Nadie llega a la plaza de Jemaa el Fna por casualidad. A la Plaza de Jemaa el Fna se va con toda la conciencia del mundo. Lo que no calibra uno es esa explosión sensorial que recibe nada más pisarla. Como si una carga de dinamita en tu cerebro abriera al cien por cien los cinco sentidos.
Amanece tranquila. Tan solo el trasiego de la gente local. Y es curioso que en Marrakech el primer sentido que se te despierta el es del oído. El canto del almuédano comienza, en las muchas mezquitas que hay en Marrakech, al unísono y termina con una sincronía que te abre el cerebro. Y a partir de ahí, como si de un escenario se tratase, comienzan a incorporarse todos los actores que hacen vibrar la plaza e interpretan esa orgía sensual.

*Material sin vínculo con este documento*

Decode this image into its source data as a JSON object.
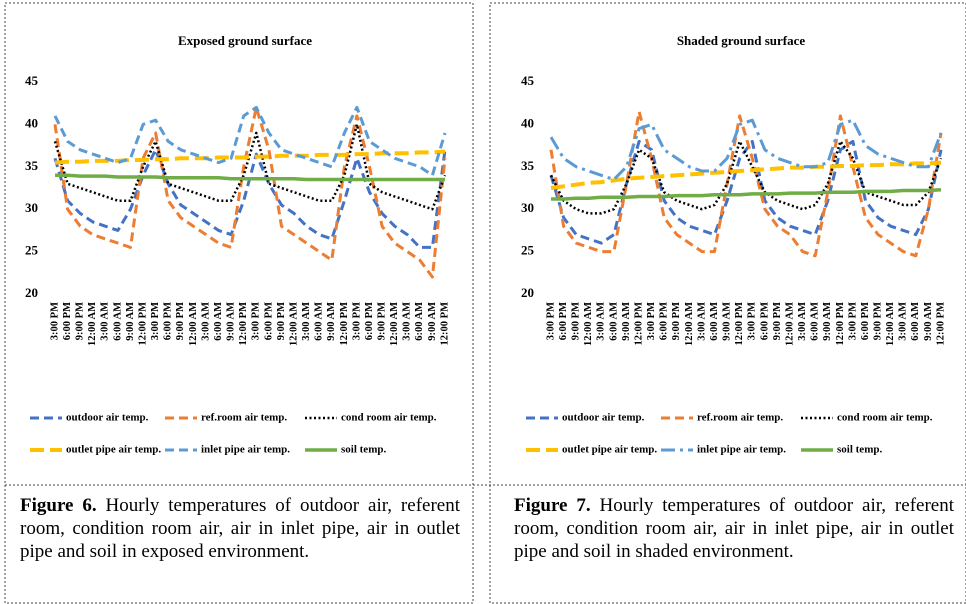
{
  "chart_data": [
    {
      "type": "line",
      "title": "Exposed ground surface",
      "categories": [
        "3:00 PM",
        "6:00 PM",
        "9:00 PM",
        "12:00 AM",
        "3:00 AM",
        "6:00 AM",
        "9:00 AM",
        "12:00 PM",
        "3:00 PM",
        "6:00 PM",
        "9:00 PM",
        "12:00 AM",
        "3:00 AM",
        "6:00 AM",
        "9:00 AM",
        "12:00 PM",
        "3:00 PM",
        "6:00 PM",
        "9:00 PM",
        "12:00 AM",
        "3:00 AM",
        "6:00 AM",
        "9:00 AM",
        "12:00 PM",
        "3:00 PM",
        "6:00 PM",
        "9:00 PM",
        "12:00 AM",
        "3:00 AM",
        "6:00 AM",
        "9:00 AM",
        "12:00 PM"
      ],
      "ylim": [
        20,
        45
      ],
      "yticks": [
        20,
        25,
        30,
        35,
        40,
        45
      ],
      "series": [
        {
          "name": "outdoor air temp.",
          "color": "#4472c4",
          "dash": "dashed",
          "values": [
            36,
            31,
            29.5,
            28.5,
            28,
            27.5,
            30,
            34,
            37,
            33,
            30.5,
            29.5,
            28.5,
            27.5,
            27,
            31,
            36.5,
            33,
            30.5,
            29.5,
            28,
            27,
            26.5,
            31,
            36,
            32,
            29.5,
            28,
            27,
            25.5,
            25.5,
            37
          ]
        },
        {
          "name": "ref.room air temp.",
          "color": "#ed7d31",
          "dash": "dashed",
          "values": [
            40,
            30,
            28,
            27,
            26.5,
            26,
            25.5,
            36,
            39,
            31,
            29,
            28,
            27,
            26,
            25.5,
            35,
            42,
            37,
            28,
            27,
            26,
            25,
            24,
            35,
            41,
            35,
            28,
            26,
            25,
            24,
            22,
            36
          ]
        },
        {
          "name": "cond room air temp.",
          "color": "#000000",
          "dash": "dotted",
          "values": [
            38,
            33,
            32.5,
            32,
            31.5,
            31,
            31,
            35,
            38,
            33,
            32.5,
            32,
            31.5,
            31,
            31,
            34,
            39,
            33,
            32.5,
            32,
            31.5,
            31,
            31,
            34,
            40,
            33,
            32,
            31.5,
            31,
            30.5,
            30,
            34
          ]
        },
        {
          "name": "outlet pipe air temp.",
          "color": "#ffc000",
          "dash": "long",
          "values": [
            35.5,
            35.6,
            35.6,
            35.7,
            35.7,
            35.7,
            35.8,
            35.8,
            35.9,
            35.9,
            36,
            36,
            36,
            36.1,
            36.1,
            36.1,
            36.2,
            36.2,
            36.3,
            36.3,
            36.3,
            36.4,
            36.4,
            36.4,
            36.5,
            36.5,
            36.6,
            36.6,
            36.6,
            36.7,
            36.7,
            36.8
          ]
        },
        {
          "name": "inlet pipe air temp.",
          "color": "#5b9bd5",
          "dash": "dashed",
          "values": [
            41,
            38,
            37,
            36.5,
            36,
            35.5,
            36,
            40,
            40.5,
            38,
            37,
            36.5,
            36,
            35.5,
            36,
            41,
            42,
            39,
            37,
            36.5,
            36,
            35.5,
            35,
            39,
            42,
            38,
            37,
            36,
            35.5,
            35,
            34,
            39
          ]
        },
        {
          "name": "soil temp.",
          "color": "#70ad47",
          "dash": "solid",
          "values": [
            34,
            34,
            33.9,
            33.9,
            33.9,
            33.8,
            33.8,
            33.8,
            33.8,
            33.7,
            33.7,
            33.7,
            33.7,
            33.7,
            33.6,
            33.6,
            33.6,
            33.6,
            33.6,
            33.6,
            33.5,
            33.5,
            33.5,
            33.5,
            33.5,
            33.5,
            33.5,
            33.5,
            33.5,
            33.5,
            33.5,
            33.5
          ]
        }
      ]
    },
    {
      "type": "line",
      "title": "Shaded ground surface",
      "categories": [
        "3:00 PM",
        "6:00 PM",
        "9:00 PM",
        "12:00 AM",
        "3:00 AM",
        "6:00 AM",
        "9:00 AM",
        "12:00 PM",
        "3:00 PM",
        "6:00 PM",
        "9:00 PM",
        "12:00 AM",
        "3:00 AM",
        "6:00 AM",
        "9:00 AM",
        "12:00 PM",
        "3:00 PM",
        "6:00 PM",
        "9:00 PM",
        "12:00 AM",
        "3:00 AM",
        "6:00 AM",
        "9:00 AM",
        "12:00 PM",
        "3:00 PM",
        "6:00 PM",
        "9:00 PM",
        "12:00 AM",
        "3:00 AM",
        "6:00 AM",
        "9:00 AM",
        "12:00 PM"
      ],
      "ylim": [
        20,
        45
      ],
      "yticks": [
        20,
        25,
        30,
        35,
        40,
        45
      ],
      "series": [
        {
          "name": "outdoor air temp.",
          "color": "#4472c4",
          "dash": "dashed",
          "values": [
            34,
            29,
            27,
            26.5,
            26,
            27,
            33,
            38,
            37,
            31,
            29,
            28,
            27.5,
            27,
            31,
            36,
            38,
            31,
            29,
            28,
            27.5,
            27,
            31,
            37,
            38,
            31,
            29,
            28,
            27.5,
            27,
            30,
            37
          ]
        },
        {
          "name": "ref.room air temp.",
          "color": "#ed7d31",
          "dash": "dashed",
          "values": [
            37,
            28,
            26,
            25.5,
            25,
            25,
            33,
            41.5,
            36,
            29,
            27,
            26,
            25,
            25,
            33,
            41,
            36,
            30,
            28,
            27,
            25,
            24.5,
            32,
            41,
            35,
            29,
            27,
            26,
            25,
            24.5,
            30,
            39
          ]
        },
        {
          "name": "cond room air temp.",
          "color": "#000000",
          "dash": "dotted",
          "values": [
            34,
            31,
            30,
            29.5,
            29.5,
            30,
            33,
            37,
            36,
            32,
            31,
            30.5,
            30,
            30.5,
            33,
            38,
            35,
            32,
            31,
            30.5,
            30,
            30.5,
            33,
            38,
            36,
            32,
            31.5,
            31,
            30.5,
            30.5,
            32,
            36
          ]
        },
        {
          "name": "outlet pipe air temp.",
          "color": "#ffc000",
          "dash": "long",
          "values": [
            32.5,
            32.7,
            32.9,
            33.1,
            33.2,
            33.4,
            33.6,
            33.7,
            33.8,
            33.9,
            34,
            34.1,
            34.2,
            34.3,
            34.4,
            34.5,
            34.6,
            34.7,
            34.8,
            34.9,
            34.9,
            35,
            35,
            35.1,
            35.1,
            35.2,
            35.2,
            35.3,
            35.3,
            35.4,
            35.4,
            35.5
          ]
        },
        {
          "name": "inlet pipe air temp.",
          "color": "#5b9bd5",
          "dash": "dashdot",
          "values": [
            38.5,
            36,
            35,
            34.5,
            34,
            33.5,
            35,
            39.5,
            40,
            37,
            36,
            35,
            34.5,
            34.5,
            36,
            40,
            40.5,
            37,
            36,
            35.5,
            35,
            35,
            35.5,
            40,
            40.5,
            37.5,
            36.5,
            36,
            35.5,
            35,
            35,
            39
          ]
        },
        {
          "name": "soil temp.",
          "color": "#70ad47",
          "dash": "solid",
          "values": [
            31.2,
            31.2,
            31.3,
            31.3,
            31.4,
            31.4,
            31.4,
            31.5,
            31.5,
            31.5,
            31.6,
            31.6,
            31.6,
            31.7,
            31.7,
            31.7,
            31.8,
            31.8,
            31.8,
            31.9,
            31.9,
            31.9,
            32,
            32,
            32,
            32.1,
            32.1,
            32.1,
            32.2,
            32.2,
            32.2,
            32.3
          ]
        }
      ]
    }
  ],
  "captions": [
    {
      "label": "Figure 6.",
      "text": "Hourly temperatures of outdoor air, referent room, condition room air, air in inlet pipe, air in outlet pipe and soil in exposed environment."
    },
    {
      "label": "Figure 7.",
      "text": "Hourly temperatures of outdoor air, referent room, condition room air, air in inlet pipe, air in outlet pipe and soil in shaded environment."
    }
  ]
}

Domadores de monos. Serpientes contoneándose al son de la flauta de su encantador. Cuentacuentos. Predicadores que salvan los males mortales. Adivinos de verbo entrenado. Curanderos y dentistas. Vendedores ambulantes. Músicos improvisados y bailarinas. Y ya está ahí el sentido de la vista en su esplendor. Y sin darte cuenta se te llena el pulmón de una mezcla de aromas que provienen de los muchos puestos que se montan en la plaza. Olor a harina, a tajines de cordero y de pollo, a couscous, a pinchos morunos, chabakiya y a té de hierbabuena.
Y así sucede la noche en la Plaza de Jemaa el Fna, donde todo cabe y cualquier cosa puede suceder.
Vuelve a amanecer tranquila con la silueta de la mezquita Kutubia, que fue inspiración para el minarete de la Giralda de Sevilla en España, donde tantos españoles emigraron a Argentina. Y nos metemos en una elipse porque somos como el polen que el viento dispersa y al final no dejamos de ser universales.